Last Updated on March 2, 2023

CEOs around the world – at least two-thirds of them, according to PwC’s recent mobility report – believe that talent is likely to be found through internal promotion within the company. There’s a growing understanding that talent development is crucial to retention, and part of that development includes meeting expectations for global talent mobility. Global mobility is a marker of a competitive and agile company that’s ready to meet the shifting needs of today’s workforce.

HR managers are facing pressure to attract and retain talent in a world so mobile, especially as millennials are changing the game altogether. Global mobility is no longer just a buzzword. According to the PwC report, 71 percent of millennials expect and want an overseas assignment at some point in their career.

Managing expectations of a generation predicted to make up three-quarters of the world’s workforce in less than 10 years – that’s a major challenge for talent development and HR professionals today.

What are the business benefits of an overseas assignment?

Sending employees overseas can have incremental benefits for the organization. Sometimes, an employee has necessary skills that he or she can transfer to an international branch of the organization during the term of the assignment. Sometimes, international experience is necessary in order for an employee to be considered for a leadership position.

Other times, the benefits are less direct. Exposure to international work environments and various geographies in which your company operates can mean better cohesion across borders and a wider understanding of the global marketplace. Employees who go overseas come home with valuable cultural knowledge and understanding, aiding them and the company develop further in their career.

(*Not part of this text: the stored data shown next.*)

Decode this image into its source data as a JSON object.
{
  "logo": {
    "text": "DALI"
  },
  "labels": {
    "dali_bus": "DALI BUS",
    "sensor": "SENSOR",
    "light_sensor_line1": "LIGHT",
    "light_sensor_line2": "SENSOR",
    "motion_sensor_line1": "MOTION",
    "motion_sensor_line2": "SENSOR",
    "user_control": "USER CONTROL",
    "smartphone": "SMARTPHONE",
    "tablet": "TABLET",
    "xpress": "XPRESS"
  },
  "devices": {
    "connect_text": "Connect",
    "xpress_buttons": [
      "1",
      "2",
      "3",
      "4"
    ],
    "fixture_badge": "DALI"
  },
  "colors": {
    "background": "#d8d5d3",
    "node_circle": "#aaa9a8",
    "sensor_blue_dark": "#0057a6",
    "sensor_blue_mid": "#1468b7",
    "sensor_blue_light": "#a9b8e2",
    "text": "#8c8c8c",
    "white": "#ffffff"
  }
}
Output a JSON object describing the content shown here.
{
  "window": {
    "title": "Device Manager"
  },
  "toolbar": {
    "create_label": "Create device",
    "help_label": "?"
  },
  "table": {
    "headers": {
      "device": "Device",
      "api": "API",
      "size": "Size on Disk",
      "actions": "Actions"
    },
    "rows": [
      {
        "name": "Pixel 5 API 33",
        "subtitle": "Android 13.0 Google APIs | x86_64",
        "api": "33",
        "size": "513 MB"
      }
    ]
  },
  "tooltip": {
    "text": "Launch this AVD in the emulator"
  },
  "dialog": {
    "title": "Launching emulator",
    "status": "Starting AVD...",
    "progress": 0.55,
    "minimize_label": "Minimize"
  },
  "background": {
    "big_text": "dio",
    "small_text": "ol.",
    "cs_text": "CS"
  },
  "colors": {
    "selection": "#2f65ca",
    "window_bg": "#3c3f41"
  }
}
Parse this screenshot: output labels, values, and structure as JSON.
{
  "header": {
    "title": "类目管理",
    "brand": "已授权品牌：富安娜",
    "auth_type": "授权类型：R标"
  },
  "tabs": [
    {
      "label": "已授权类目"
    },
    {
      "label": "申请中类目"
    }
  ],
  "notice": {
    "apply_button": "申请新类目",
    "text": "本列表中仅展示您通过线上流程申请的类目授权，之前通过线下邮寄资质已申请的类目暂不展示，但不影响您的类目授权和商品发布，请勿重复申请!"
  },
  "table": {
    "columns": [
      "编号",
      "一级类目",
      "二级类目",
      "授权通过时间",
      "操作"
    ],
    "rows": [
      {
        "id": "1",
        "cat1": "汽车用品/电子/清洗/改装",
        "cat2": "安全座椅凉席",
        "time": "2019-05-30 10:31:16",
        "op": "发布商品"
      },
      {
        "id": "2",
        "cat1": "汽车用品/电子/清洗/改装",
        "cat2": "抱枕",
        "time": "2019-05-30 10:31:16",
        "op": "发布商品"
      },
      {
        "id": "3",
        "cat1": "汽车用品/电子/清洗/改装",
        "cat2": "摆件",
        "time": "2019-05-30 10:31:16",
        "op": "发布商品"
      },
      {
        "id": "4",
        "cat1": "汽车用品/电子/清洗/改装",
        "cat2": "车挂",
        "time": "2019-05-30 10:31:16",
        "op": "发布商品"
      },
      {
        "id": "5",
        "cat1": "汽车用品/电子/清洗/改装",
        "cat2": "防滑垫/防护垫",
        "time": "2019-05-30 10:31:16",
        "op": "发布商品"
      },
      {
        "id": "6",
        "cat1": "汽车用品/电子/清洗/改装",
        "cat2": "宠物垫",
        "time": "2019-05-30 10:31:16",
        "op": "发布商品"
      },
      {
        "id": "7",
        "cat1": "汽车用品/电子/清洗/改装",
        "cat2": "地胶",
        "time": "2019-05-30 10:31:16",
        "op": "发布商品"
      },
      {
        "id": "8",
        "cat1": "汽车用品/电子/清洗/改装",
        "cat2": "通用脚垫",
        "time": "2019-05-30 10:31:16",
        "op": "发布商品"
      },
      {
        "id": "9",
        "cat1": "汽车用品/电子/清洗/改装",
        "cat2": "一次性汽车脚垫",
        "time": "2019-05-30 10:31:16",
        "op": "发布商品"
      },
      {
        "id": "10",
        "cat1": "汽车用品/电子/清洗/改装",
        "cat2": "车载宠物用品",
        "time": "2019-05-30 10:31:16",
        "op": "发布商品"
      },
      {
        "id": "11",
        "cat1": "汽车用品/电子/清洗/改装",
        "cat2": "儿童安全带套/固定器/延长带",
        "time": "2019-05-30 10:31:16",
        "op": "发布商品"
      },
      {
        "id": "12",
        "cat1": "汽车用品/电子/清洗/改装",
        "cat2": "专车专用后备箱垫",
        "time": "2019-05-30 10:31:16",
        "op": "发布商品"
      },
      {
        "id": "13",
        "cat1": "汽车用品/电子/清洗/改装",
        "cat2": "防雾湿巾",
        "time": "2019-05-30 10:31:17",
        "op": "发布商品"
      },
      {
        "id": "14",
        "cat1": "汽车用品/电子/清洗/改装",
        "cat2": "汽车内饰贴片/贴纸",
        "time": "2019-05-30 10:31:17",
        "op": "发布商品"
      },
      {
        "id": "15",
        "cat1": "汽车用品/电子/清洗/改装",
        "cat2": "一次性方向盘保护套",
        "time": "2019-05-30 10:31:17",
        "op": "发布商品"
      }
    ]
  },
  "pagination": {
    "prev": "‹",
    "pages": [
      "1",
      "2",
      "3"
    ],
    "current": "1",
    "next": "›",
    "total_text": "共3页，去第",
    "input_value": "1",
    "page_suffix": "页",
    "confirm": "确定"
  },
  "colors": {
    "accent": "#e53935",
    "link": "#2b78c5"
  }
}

The benefits of heading overseas are personal, too, for a generation that expects and global interactions. Among all graduates interviewed for Talent Mobility 2020, 75 percent said they would be willing to work in a less developed country in order to gain experience and further their careers. Salary isn’t the only retention tool with clout. Immersive and exploratory experiences are enticing for a pervasive age set.

Businesses need to take this fact seriously and account for it in their retention strategies.

What needs to change in global mobility?

The bar has been set high by the generation that’s becoming established as the new normal in business. And many companies are fielding the changing desires for mobility as best they can, but an overseas assignment is a different beast.

Often, since overseas assignments are expensive to execute, they’re reserved for more established managers, long-term employees, or simply closed to anyone not in the C-suite. HR managers who are aware of the power that international assignments have for retention have an unenviable chore: to paint a picture of overseas assignments that deliver a business-first message to leadership.

The benefits of overseas assignments are in retention – manage expectations of existing and potential talent, and you will see results in terms of RIO before, during and beyond the assignment.